Ly didn’t expect to get into the flower business. While managing and living in a nonprofit intentional community in New York City, she found work-life balance a bit difficult. “To force myself to not work all the time, I got a job at a plant shop that my friend opened, to have a commitment to leave the house,” she explained. “From there, it just grew and grew.” Grew it did. After seven years, Ly gained the confidence to open up her own floral studio, called a.p. bio.

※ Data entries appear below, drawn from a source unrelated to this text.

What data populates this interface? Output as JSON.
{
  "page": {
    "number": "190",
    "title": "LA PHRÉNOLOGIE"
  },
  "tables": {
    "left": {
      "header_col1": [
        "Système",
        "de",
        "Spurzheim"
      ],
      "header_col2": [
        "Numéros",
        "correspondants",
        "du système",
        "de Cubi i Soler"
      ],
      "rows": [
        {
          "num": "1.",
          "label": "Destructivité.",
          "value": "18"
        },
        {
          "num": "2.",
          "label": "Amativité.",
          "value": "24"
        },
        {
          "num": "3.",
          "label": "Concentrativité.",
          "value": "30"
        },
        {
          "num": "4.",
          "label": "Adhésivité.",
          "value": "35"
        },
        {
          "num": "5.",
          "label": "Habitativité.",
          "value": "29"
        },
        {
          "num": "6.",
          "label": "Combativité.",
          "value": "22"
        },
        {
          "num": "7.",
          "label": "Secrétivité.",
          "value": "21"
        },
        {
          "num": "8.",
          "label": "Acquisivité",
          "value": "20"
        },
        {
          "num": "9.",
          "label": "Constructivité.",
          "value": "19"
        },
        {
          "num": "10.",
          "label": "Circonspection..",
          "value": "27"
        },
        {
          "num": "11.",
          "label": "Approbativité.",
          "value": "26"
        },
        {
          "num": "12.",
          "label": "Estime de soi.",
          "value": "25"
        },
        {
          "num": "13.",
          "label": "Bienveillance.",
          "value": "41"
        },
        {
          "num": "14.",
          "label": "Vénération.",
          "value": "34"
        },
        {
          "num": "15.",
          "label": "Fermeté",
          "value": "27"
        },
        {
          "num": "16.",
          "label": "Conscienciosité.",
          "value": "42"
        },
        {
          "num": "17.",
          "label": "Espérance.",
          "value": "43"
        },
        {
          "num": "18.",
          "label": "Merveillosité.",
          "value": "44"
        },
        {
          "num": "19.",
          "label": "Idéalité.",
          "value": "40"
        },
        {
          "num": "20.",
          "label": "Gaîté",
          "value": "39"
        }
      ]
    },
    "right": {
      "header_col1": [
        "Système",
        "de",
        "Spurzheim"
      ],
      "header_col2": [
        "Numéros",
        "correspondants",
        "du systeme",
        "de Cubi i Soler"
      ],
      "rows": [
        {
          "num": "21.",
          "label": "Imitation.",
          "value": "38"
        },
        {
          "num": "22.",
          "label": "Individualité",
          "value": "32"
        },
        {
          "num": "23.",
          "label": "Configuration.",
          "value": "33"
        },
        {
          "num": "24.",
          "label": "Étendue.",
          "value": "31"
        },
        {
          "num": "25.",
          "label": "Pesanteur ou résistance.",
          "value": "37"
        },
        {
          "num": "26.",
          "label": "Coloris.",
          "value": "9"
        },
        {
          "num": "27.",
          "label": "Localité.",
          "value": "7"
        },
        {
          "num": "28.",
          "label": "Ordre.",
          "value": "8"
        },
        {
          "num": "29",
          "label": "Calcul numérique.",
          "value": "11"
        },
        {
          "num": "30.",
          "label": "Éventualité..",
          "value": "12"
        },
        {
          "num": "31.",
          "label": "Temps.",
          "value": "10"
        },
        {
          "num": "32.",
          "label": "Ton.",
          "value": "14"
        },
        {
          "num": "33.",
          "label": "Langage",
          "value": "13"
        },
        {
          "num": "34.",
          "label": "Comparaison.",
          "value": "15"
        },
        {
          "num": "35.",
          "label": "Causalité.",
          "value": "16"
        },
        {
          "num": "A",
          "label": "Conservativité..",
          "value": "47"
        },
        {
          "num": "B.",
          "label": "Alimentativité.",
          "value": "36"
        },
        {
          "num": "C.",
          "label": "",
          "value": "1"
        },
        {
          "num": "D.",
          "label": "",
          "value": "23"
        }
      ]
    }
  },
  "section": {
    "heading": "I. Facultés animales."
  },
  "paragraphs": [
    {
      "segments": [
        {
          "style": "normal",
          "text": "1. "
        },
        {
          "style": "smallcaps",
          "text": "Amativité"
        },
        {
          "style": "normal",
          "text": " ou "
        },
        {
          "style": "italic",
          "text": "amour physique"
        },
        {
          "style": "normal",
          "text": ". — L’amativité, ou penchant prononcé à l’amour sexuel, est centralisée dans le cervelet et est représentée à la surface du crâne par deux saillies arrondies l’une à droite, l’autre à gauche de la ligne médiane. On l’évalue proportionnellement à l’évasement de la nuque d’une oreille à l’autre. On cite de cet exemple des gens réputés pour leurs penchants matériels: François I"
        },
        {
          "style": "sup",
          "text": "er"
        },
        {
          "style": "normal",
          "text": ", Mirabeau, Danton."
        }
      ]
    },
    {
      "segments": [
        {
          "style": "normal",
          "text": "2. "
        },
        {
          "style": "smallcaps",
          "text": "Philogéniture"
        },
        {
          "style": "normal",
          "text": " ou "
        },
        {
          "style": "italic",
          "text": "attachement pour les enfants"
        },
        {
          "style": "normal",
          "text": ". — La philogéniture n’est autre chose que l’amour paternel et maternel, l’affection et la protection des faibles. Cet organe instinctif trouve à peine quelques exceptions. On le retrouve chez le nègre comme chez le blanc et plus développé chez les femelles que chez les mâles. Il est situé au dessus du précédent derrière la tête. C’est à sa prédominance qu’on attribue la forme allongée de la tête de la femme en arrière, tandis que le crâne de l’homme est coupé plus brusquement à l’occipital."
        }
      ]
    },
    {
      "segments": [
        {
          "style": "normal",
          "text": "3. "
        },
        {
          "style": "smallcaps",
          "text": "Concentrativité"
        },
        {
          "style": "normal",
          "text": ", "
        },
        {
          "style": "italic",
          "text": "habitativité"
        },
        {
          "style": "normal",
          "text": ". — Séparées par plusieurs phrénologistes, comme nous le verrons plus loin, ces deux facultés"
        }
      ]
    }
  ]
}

She quickly realized, however, that teaching herself how to photograph her work was how she would attract clients of her own. Ly’s Instagram account has over 160,000 followers for her intensely saturated flower compositions, the petals interspersed with geometric objects, vases, and sometimes human figures. For ARTnews, Ly breaks down her photo “Phase 24 of Reopening,” seen below. Beyond its visual beauty, it also captures a hint of quarantine humor.
MATERIALS
Roses
The blooms provide a soft canopy to the image as they loom over the delicate offering of fruit beneath them. When she began composing images with flowers, Ly learned by trial and error, figuring out what changes when a photo is taken. “What you see when someone sends you an arrangement is completely different than what the camera reads,” she explained. It’s all about sculpting, “in terms of using the colors and shapes of flowers to create negative space or to fill in.” As it happens, she had limited access to fresh flowers when creating this piece, which allowed her to fill in the image in with other material.
Fruit
“Cherries were in season,” Ly said, “And the blush strawberry is only around for about a week.” The ephemeral nature of “Phase” adds to its power — the photo captures what would otherwise decay. The melon adds another sculptural element to the piece, with its ovular shape and bowl-like divot. “I think about how you expand their physical being into something that can be overwhelming or larger than what it is,” Ly said. “They can become “not a fruit!’”
Lighting & Reflections
The hazy glow in the photo is not the product of careful editing, but of long exposure and a simple overhead light above Ly’s kitchen table. “There’s something about the time of the long exposure that gives the ephemeral feel,” she said. “I don’t do a lot of editing; it’s all in the camera.”
Drawn to the natural colors of her materials, she added a reflective surface that creates the appearance of a tablecloth. “Reflections are decadent, shimmering — it makes you think of a club, a table from the ‘80s,” she said. “It’s distorted.” Reflections do more than enhance the scene’s decadence; Ly uses mirrors to show the subconscious. “It’s subterranean. It’s altered. Reshaped.” Her work isn’t just a still life; when Ly looks at flowers or fruit, she sees a story: “the relationship of that space and who inhabits that world,” she said. “The silence of that world and how it tugs at you.”